La mobilisation en août 1914 

Citoyens, c’est la guerre ! La mobilisation heurte de plein fouet la vie des paysans et des citadins. 3,6 millions de Français, en majorité des paysans, rejoignent le front à partir du 2 août. Parmi eux, 406 000 viennent du Sud-Ouest.

Le 1er août 1914, à 16 h 40, l'État-major de la 18e région militaire de Bordeaux, rue Vital-Carles, réceptionne l'ordre de mobilisation générale. Tous les hommes de 20 à 48 ans sont appelés sous les drapeaux : c'est la guerre. Sinistre, le tocsin sonne dans tous les clochers de la Gironde où l'on placarde des centaines d'affiches…

Dans un « ordre parfait », la mobilisation s'étalera jusqu'à la mi-août. Dès le 2, les réservistes affluent à Libourne qui abrite les 678 cavaliers du 15e régiment de dragons, et à Bordeaux, dans les casernes Niel, Boudet, Nansouty, Pelleport et Xaintrailles. Malgré l'ambiance plombée, on rit parfois : le 3 août, au marché des Capucins, une marchande offre des fruits à un troupier. D'autres suivent et se mettent à le bombarder, lui et ses camarades, de pêches, choux, carottes et prunes. Les « pious-pious » repartent chargés de nourriture et contents, sourit le journal qui, moins drôle, appelle aussi à « dénoncer les espions ». Le 5 août, la foule escorte le 144e régiment d'infanterie vêtu de drap bleu et du fameux pantalon rouge garance. Les larmes coulent. Résolus, les soldats défilent cours Victor-Hugo en chantant « Vous n'aurez pas l'Alsace et la Lorraine », avant de s'embarquer gare d'Orléans, à La Bastide : direction la Lorraine et le front. Sans cocoricos mais avec sérieux : on fait son devoir et on veut en découdre avec les Allemands. Et puis on a une certitude : le conflit sera court, pas plus de trois mois. Au pire, on sera de retour à Noël…
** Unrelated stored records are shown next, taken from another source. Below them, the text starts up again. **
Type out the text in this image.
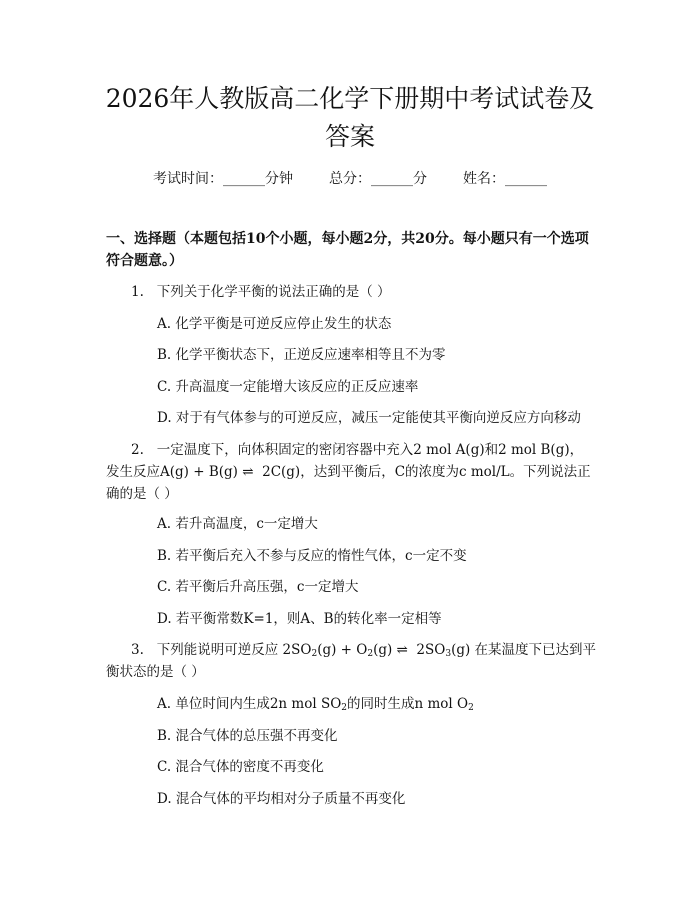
2026年人教版高二化学下册期中考试试卷及
答案
考试时间：______分钟	总分：______分	姓名：______
一、选择题（本题包括10个小题，每小题2分，共20分。每小题只有一个选项
符合题意。）
1.   下列关于化学平衡的说法正确的是（ ）
A. 化学平衡是可逆反应停止发生的状态
B. 化学平衡状态下，正逆反应速率相等且不为零
C. 升高温度一定能增大该反应的正反应速率
D. 对于有气体参与的可逆反应，减压一定能使其平衡向逆反应方向移动
2.   一定温度下，向体积固定的密闭容器中充入2 mol A(g)和2 mol B(g)，
发生反应A(g) + B(g) ⇌  2C(g)，达到平衡后，C的浓度为c mol/L。下列说法正
确的是（ ）
A. 若升高温度，c一定增大
B. 若平衡后充入不参与反应的惰性气体，c一定不变
C. 若平衡后升高压强，c一定增大
D. 若平衡常数K=1，则A、B的转化率一定相等
3.   下列能说明可逆反应 $2SO_2(g) + O_2(g)$ ⇌  $2SO_3(g)$ 在某温度下已达到平
衡状态的是（ ）
A. 单位时间内生成2n mol $SO_2$的同时生成n mol $O_2$
B. 混合气体的总压强不再变化
C. 混合气体的密度不再变化
D. 混合气体的平均相对分子质量不再变化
La guerre durera quatre ans et 19 844 Girondins mobilisés seront tués, comme le jeune écrivain bordelais, Jean de la Ville de Mirmont, ami de François Mauriac, mort au chemin des Dames le 28 novembre 1914. Mais il y aura aussi des miracles : les six frères de la famille Besnier, de Blanquefort, reviendront tous sains et saufs.

Qui va s’occuper de la ferme ? En pleine moisson, le tocsin prend le monde rural de court. Mal informés, les paysans ne s’attendaient pas à la guerre. À la différence des ouvriers, tous ceux qui sont en âge d’être mobilisés le sont : dans les campagnes, c’est la catastrophe et l’angoisse. Comment assurer les récoltes ? Et la prochaine vendange, qui la fera ? Mieux préparés à l’inéluctable, les citadins balancent entre enthousiasme patriotique, résignation, peur et détresse : la vie ordinaire, c’est fini. Les magasins licencient leurs employés qui partent au front. Les femmes s’inquiètent : « Les hommes de plus de 45 ans sont-ils mobilisés ? ». « La Petite Gironde » ouvre une rubrique quotidienne de « Réponses aux questions ». Avant de partir à la guerre, on se marie à tour de bras et la colonne des avis de mariage s’allonge dans le journal.

À Bordeaux, l’absence des hommes réduit le service des tramways. Les cafés ferment à 8 heures, par « ordre de la ville », et le soir, la foule déambule sans gaieté dans les rues. Dès le 3 août, le maire, Charles Gruet, en bon organisateur, fait voter par le Crédit municipal un crédit de 100 000 F, destiné aux familles nécessiteuses que les hommes enrôlés ne peuvent plus nourrir. Arcachon fera de même. À Soulac, Margaux et Blaye, on publie les derniers succès au certificat d’étude. On annule les colonies de vacances avant d’ajourner l’ouverture de la chasse : personne ne songe à crier au scandale.

Article du journal Sud-ouest du 4 août 2014, Cathy Lafon.